The staggering discounts featured in seasonal sales have played a large part in making Steam the go-to digital download service for PC games, along with the wide range of indie titles and the convenience of having everything in one big library. Over the years the site has gone from strength to strength, and this week an impressive milestone has been hit.
Earlier this year, EA’s COO Peter Moore boasted that rival digital download service Origin had 45 million registered users, and cited this as evidence that it was a legitimate competitor to Steam. The real test of such a service, however, is whether or not gamers continue to use it beyond an initial mandatory registration for a particular game, and Steam appears to have passed that test. The watchful eyes at NeoGAF today took note of the fact that Steam has passed the milestone of 7 million concurrent users: up by 2 million since January 2012.
As Microsoft and Sony join the eighth console generation with the Xbox One and PlayStation 4, Valve is also planning to make a move into the living room. The Steam Machine – a console-PC hybrid that will allow gamers to stream PC games to their televisions using the Linux-based SteamOS – is set to launch next year for the Xbox One-equivalent price of $499, amidst a range of other Steam Machines.

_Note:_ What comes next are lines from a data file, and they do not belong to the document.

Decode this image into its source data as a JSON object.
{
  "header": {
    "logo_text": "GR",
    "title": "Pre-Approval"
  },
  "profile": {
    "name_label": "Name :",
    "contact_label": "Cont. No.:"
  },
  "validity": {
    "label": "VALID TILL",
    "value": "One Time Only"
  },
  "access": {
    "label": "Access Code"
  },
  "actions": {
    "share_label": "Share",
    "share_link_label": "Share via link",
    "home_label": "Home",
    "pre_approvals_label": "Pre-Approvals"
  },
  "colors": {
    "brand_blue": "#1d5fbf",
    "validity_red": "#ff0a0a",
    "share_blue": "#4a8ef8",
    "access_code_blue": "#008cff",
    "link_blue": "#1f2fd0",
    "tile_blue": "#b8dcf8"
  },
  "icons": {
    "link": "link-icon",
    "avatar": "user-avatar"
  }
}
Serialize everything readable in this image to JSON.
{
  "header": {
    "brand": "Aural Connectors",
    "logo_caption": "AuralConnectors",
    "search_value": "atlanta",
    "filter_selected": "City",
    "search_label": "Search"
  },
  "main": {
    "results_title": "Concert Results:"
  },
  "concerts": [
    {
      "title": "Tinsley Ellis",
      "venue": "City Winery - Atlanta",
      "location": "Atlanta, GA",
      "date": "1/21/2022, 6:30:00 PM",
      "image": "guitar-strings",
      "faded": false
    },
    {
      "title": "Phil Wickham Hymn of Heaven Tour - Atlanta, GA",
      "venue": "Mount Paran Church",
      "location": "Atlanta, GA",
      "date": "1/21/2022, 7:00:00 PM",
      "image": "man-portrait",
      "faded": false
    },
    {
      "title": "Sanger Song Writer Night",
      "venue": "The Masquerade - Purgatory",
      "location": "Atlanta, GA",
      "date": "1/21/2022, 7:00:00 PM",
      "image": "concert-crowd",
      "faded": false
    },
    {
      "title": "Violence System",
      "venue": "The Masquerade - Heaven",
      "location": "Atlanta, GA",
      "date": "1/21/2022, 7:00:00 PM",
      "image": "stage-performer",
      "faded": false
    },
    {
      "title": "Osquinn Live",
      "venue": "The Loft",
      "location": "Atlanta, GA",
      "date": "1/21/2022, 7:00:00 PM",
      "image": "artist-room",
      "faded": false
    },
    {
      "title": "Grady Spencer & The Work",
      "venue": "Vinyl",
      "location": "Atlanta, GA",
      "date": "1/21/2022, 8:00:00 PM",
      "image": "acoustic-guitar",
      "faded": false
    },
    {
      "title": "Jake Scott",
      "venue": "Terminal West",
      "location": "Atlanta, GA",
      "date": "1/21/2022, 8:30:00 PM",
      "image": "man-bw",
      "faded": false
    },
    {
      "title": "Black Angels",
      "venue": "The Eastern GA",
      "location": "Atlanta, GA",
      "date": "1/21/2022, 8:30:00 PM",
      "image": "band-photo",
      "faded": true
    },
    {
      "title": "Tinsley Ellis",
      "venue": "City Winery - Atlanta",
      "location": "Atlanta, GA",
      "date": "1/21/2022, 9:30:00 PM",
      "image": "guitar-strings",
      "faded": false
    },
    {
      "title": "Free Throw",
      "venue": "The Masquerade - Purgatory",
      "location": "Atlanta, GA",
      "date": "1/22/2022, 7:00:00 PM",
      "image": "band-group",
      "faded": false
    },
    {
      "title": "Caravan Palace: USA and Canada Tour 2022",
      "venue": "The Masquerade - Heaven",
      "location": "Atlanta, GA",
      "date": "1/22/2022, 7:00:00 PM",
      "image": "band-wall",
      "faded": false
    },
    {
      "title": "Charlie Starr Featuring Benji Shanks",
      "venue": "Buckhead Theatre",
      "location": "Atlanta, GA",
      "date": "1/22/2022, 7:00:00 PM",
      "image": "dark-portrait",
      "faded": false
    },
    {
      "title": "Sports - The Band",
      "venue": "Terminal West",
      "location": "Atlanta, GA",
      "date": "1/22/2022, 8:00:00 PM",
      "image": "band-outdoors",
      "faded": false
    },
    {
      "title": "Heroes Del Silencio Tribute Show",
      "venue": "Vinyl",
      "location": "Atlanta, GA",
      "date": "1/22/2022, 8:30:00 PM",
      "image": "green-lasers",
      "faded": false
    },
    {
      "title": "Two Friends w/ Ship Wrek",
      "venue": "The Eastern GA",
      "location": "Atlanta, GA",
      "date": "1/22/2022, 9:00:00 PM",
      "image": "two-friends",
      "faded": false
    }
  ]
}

For Valve, the expansion from an established distributor of PC games into the competitive waters of console gaming is a risky move, which only makes the number of dedicated Steam users all the more important. If just a fraction of these 7 million concurrent users (not to mention the entire bulk of over 65 million registered users) are loyal enough to invest in the Steam Machines when they launch, then Valve will already be off to a strong start.
Until that day however, there are plenty of games to choose from and plenty of time in which to play them. May the Steam sales have mercy on your wallet.